In a nutshell: eat healthy foods, skipping junk foods, before a run. The other thing that is vital to your efforts is not running for at least 45 minutes to an hour after you eat.

The Runners High Is Elusive

Actually, knowing how to trigger this elation is much like knowing where the wind goes? There’s so many elements involved that it’s difficult to force it to happen. And guess what:

When you try to make it happen by making this endorphine rush the main objective of your run — it’s even more elusive. I think the main component of a trigger is simply to continue to raise your own bar, a little at the time. Forget trying to push yourself into it, and enjoy your running time.

Running Schedules Are Vital

I think the most important aspect of any good running program is a regular schedule. Try to set a time and run most days of the week. Most days is key, because you definitely want regular rest days.

Mileage may be important, but workouts are even more important. Without having regular runs that come on a schedule it’s easy for me to neglect them. So run most days, rest at least one day, and keep pounding the pavement as your body and mind expand the endurance levels.
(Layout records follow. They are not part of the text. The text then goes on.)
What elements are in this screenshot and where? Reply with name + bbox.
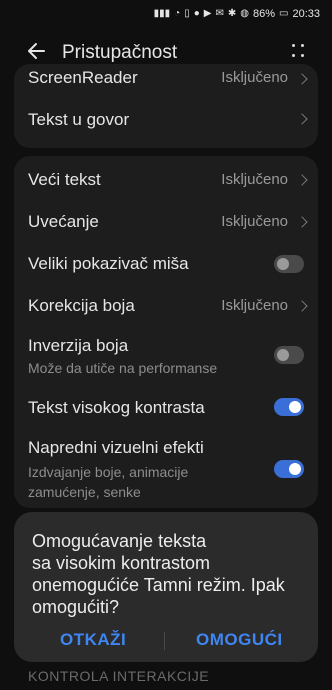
large-pointer-toggle[interactable] bbox=[274, 255, 304, 273]
large-pointer-label: Veliki pokazivač miša bbox=[28, 254, 189, 273]
confirm-dialog: Omogućavanje teksta sa visokim kontrasto… bbox=[14, 512, 318, 662]
chevron-right-icon bbox=[296, 73, 308, 85]
larger-text-row[interactable]: Veći tekst Isključeno bbox=[14, 164, 318, 194]
advanced-visual-effects-subtitle-2: zamućenje, senke bbox=[28, 484, 141, 500]
enable-button[interactable]: OMOGUĆI bbox=[196, 630, 283, 650]
advanced-visual-effects-subtitle-1: Izdvajanje boje, animacije bbox=[28, 464, 189, 480]
dialog-message-line: onemogućiće Tamni režim. Ipak bbox=[32, 575, 285, 595]
mute-icon: ◍ bbox=[240, 8, 249, 19]
video-icon: ▶ bbox=[203, 8, 212, 19]
settings-card-top: ScreenReader Isključeno Tekst u govor bbox=[14, 64, 318, 148]
color-inversion-label: Inverzija boja bbox=[28, 336, 129, 355]
dialog-message: Omogućavanje teksta sa visokim kontrasto… bbox=[32, 530, 304, 618]
clock: 20:33 bbox=[292, 8, 320, 20]
chevron-right-icon bbox=[296, 113, 308, 125]
screenreader-label: ScreenReader bbox=[28, 68, 138, 87]
back-arrow-icon[interactable] bbox=[26, 40, 48, 62]
battery-icon: ▭ bbox=[279, 8, 289, 19]
color-inversion-row[interactable]: Inverzija boja Može da utiče na performa… bbox=[14, 332, 318, 378]
large-pointer-row[interactable]: Veliki pokazivač miša bbox=[14, 248, 318, 278]
dialog-message-line: sa visokim kontrastom bbox=[32, 553, 211, 573]
status-bar: ▮▮▮ ◔ ▯ ● ▶ ✉ ✱ ◍ 86% ▭ 20:33 bbox=[0, 0, 332, 34]
larger-text-value: Isključeno bbox=[221, 171, 288, 188]
high-contrast-text-toggle[interactable] bbox=[274, 398, 304, 416]
high-contrast-text-label: Tekst visokog kontrasta bbox=[28, 398, 205, 417]
larger-text-label: Veći tekst bbox=[28, 170, 101, 189]
nfc-icon: ▯ bbox=[184, 8, 190, 19]
color-correction-row[interactable]: Korekcija boja Isključeno bbox=[14, 290, 318, 320]
advanced-visual-effects-toggle[interactable] bbox=[274, 460, 304, 478]
dialog-message-line: omogućiti? bbox=[32, 597, 120, 617]
high-contrast-text-row[interactable]: Tekst visokog kontrasta bbox=[14, 394, 318, 424]
chevron-right-icon bbox=[296, 300, 308, 312]
status-icons: ▮▮▮ ◔ ▯ ● ▶ ✉ ✱ ◍ 86% ▭ 20:33 bbox=[154, 8, 320, 20]
text-to-speech-row[interactable]: Tekst u govor bbox=[14, 98, 318, 138]
section-header-interaction: KONTROLA INTERAKCIJE bbox=[28, 668, 210, 684]
wifi-icon: ◔ bbox=[174, 8, 181, 19]
screenreader-row[interactable]: ScreenReader Isključeno bbox=[14, 64, 318, 90]
chevron-right-icon bbox=[296, 174, 308, 186]
color-correction-value: Isključeno bbox=[221, 297, 288, 314]
magnification-row[interactable]: Uvećanje Isključeno bbox=[14, 206, 318, 236]
magnification-value: Isključeno bbox=[221, 213, 288, 230]
chevron-right-icon bbox=[296, 216, 308, 228]
dialog-message-line: Omogućavanje teksta bbox=[32, 531, 207, 551]
more-options-icon[interactable] bbox=[292, 43, 306, 59]
notification-icon: ● bbox=[193, 8, 200, 19]
page-title: Pristupačnost bbox=[62, 42, 178, 63]
bluetooth-icon: ✱ bbox=[227, 8, 237, 19]
screenreader-value: Isključeno bbox=[221, 69, 288, 86]
color-inversion-subtitle: Može da utiče na performanse bbox=[28, 360, 218, 376]
color-inversion-toggle[interactable] bbox=[274, 346, 304, 364]
button-divider bbox=[164, 632, 165, 650]
magnification-label: Uvećanje bbox=[28, 212, 99, 231]
text-to-speech-label: Tekst u govor bbox=[28, 110, 130, 129]
cancel-button[interactable]: OTKAŽI bbox=[60, 630, 126, 650]
battery-percent: 86% bbox=[252, 8, 276, 20]
advanced-visual-effects-label: Napredni vizuelni efekti bbox=[28, 438, 204, 457]
settings-card-display: Veći tekst Isključeno Uvećanje Isključen… bbox=[14, 156, 318, 508]
mail-icon: ✉ bbox=[215, 8, 224, 19]
signal-icon: ▮▮▮ bbox=[153, 8, 171, 19]
advanced-visual-effects-row[interactable]: Napredni vizuelni efekti Izdvajanje boje… bbox=[14, 436, 318, 506]
color-correction-label: Korekcija boja bbox=[28, 296, 135, 315]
Feelings you experience from runner’s high varies from person to person. However, almost everyone comes to a place where running is almost effortless, a feeling of limitless energy, and absence of pain. Generally you will experience this high for about twenty minutes before it begins to fade into the wind. Some people experience this during the run, or exercise, while others catch it afterwards.

These intense feelings are:

  • Different for each person
  • Elusive to say the least
  • Experienced regularly by some runners
  • Never experienced by many lifelong champions of running

Running regularly keeps me on top of my health, my blood pressure, my weight, my focus, my determination to finish what I start, my overall lifestyle. The running of itself is good enough for me if I never experience another high from it!